The Scala Stream Collector allows near-real-time processing of a Snowplow event stream. Events are received by the collector and delivered to either Amazon Kinesis, Google PubSub, Apache Kafka, NSQ or to stdout
for a custom stream collection process. AWS users should configure the Scala Stream collector to output to a Kinesis stream (which we call the “raw” stream). They should then setup the enricher to consume the raw events from this stream and write them out to a second, “enriched” stream.
1. Dependencies
Version 8 (aka 1.8) of the Java Runtime Environment
or
Docker
2a.1 Installing the docker container
The Scala Stream Collector is published as a Docker image, please see our Hosted assets page for details.
Example pull command:
docker pull snowplow/scala-stream-collector-kinesis
2b.1 Installing the jarfile
You can choose to either:
- Download the Scala Stream collector jarfile, or:
- Compile it from source
2b.2 Download the jarfile
To get a local copy, you can download the jarfile directly from our hosted assets bucket on Amazon S3 – please see our Hosted assets page for details.
2b.3 Compile from source
Alternatively, you can build it from the source files. To do so, you will need scala and sbt installed.
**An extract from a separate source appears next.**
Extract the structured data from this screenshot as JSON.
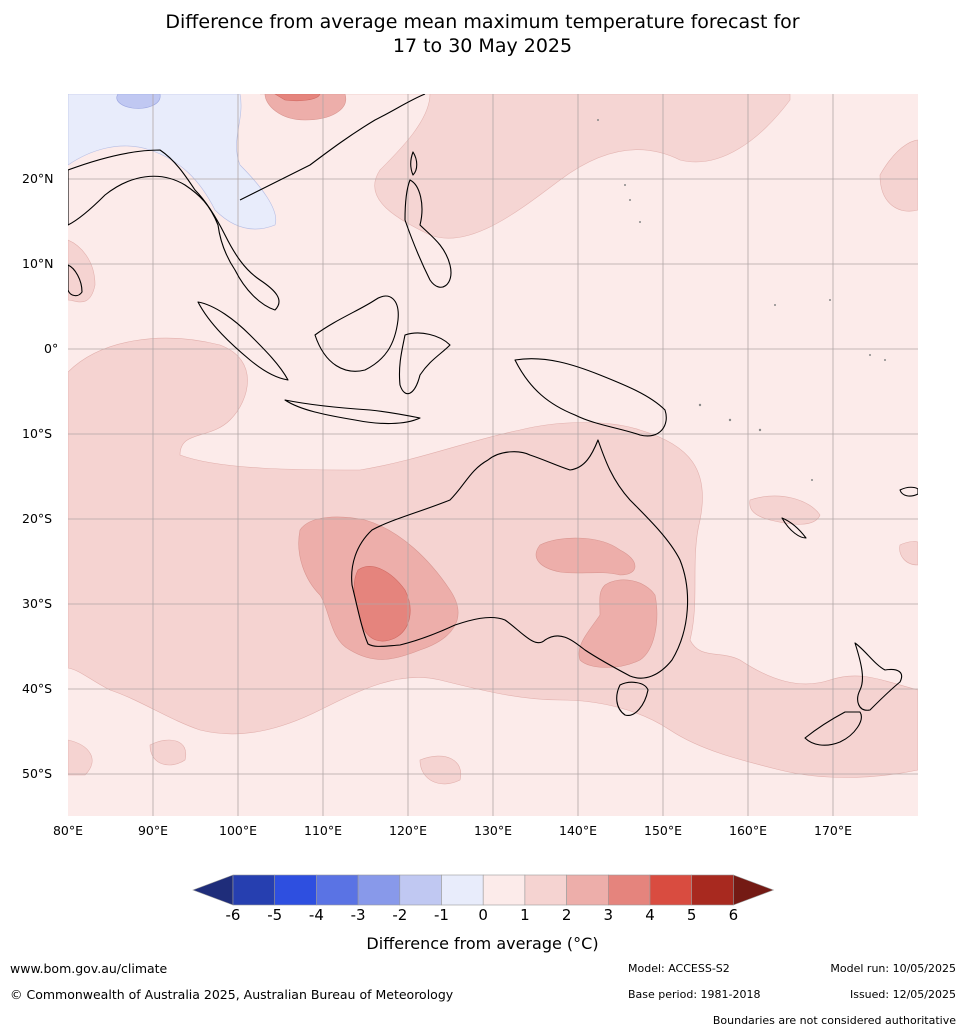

To do so, clone the Snowplow Stream Collector repo:
$ git clone https://github.com/snowplow/stream-collector.git
Code language: PHP (php)
Use sbt
to resolve dependencies, compile the source, and build an assembled fat JAR
file with all dependencies.
$ sbt "project *targeted platform*" assembly
Code language: JavaScript (javascript)
where targeted platform
can be:
- kinesis
- google-pubsub
- kafka
- nsq
- stdout
The jar
file will be saved as snowplow-scala-collector-[targeted platform]-[version].jar
in the [targeted platform]/target/scala-2.12
subdirectory – it is now ready to be deployed.